Trotz einer langen Geschichte des Unmuts über die Einmischung der USA in Lateinamerika, die bis in die Zeit des Kalten Krieges zurückreicht, war die Reaktion auf Trumps Vorgehen überwiegend unterstützend. Während einige das, was sie als amerikanischen Imperialismus ansahen, anprangerten, deuteten mehrere Umfragen darauf hin, dass eine Mehrheit der Lateinamerikaner die Intervention befürwortete.
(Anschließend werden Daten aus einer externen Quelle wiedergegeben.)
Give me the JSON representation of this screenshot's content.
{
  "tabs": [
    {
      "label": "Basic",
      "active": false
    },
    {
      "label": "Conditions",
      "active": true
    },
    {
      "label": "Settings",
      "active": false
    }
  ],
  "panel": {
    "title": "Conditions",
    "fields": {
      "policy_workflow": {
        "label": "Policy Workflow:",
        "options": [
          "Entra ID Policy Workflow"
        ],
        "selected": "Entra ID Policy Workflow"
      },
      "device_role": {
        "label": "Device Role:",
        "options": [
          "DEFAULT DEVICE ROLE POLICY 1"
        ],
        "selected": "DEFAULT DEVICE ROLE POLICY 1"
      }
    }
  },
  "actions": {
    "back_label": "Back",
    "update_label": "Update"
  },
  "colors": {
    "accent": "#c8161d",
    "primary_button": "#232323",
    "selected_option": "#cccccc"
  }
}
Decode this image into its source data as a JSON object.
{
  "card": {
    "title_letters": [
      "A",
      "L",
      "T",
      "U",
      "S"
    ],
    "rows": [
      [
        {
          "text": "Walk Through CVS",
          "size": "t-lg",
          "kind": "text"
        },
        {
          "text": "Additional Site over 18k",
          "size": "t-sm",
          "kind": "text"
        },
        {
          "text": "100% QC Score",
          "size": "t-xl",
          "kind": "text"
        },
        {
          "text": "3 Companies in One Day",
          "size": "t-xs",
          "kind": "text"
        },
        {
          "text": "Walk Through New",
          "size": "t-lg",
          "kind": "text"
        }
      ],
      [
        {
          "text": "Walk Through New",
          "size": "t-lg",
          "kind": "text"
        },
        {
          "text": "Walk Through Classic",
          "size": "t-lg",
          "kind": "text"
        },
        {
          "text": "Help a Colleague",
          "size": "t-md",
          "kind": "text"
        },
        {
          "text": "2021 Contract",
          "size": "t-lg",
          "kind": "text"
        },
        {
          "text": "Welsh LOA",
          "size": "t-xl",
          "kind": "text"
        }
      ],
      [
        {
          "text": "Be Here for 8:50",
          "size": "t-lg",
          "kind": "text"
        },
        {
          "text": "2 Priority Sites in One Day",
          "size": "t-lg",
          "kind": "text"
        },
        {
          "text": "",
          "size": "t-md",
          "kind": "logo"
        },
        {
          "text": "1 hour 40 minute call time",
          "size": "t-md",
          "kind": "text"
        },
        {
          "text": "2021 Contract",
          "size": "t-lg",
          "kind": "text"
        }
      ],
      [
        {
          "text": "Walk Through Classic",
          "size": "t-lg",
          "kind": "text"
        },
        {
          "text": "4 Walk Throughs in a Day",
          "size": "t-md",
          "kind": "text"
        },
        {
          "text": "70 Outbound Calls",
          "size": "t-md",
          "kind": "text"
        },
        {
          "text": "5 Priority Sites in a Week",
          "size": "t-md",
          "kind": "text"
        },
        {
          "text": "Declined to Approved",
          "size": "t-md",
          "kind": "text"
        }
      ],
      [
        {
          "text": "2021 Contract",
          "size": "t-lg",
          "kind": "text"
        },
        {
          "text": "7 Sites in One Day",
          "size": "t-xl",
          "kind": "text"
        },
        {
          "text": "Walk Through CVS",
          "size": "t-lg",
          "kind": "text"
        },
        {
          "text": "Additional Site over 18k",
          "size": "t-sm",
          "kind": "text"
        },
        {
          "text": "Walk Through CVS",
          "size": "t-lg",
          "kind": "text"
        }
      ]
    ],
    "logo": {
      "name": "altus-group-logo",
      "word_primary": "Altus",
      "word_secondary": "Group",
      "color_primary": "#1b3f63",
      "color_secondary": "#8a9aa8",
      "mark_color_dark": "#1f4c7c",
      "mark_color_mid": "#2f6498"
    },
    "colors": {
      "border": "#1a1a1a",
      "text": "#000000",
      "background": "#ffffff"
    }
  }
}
Laut Umfragen unterstützten 74 Prozent der Peruaner, 63 Prozent der Chilenen und eine Mehrheit der Kolumbianer, Brasilianer, Argentinier und Panamaer die Maßnahme.
"Ich bin glücklich, weil ich den Fall eines Diktators gesehen habe, und ich bin glücklich, weil meine venezolanischen Freunde glücklich sind", sagte Carlos Segura, 36, ein Professor in Buenos Aires, und spiegelte damit eine Stimmung wider, die viele teilten, die Maduros Absetzung als einen positiven Schritt betrachteten.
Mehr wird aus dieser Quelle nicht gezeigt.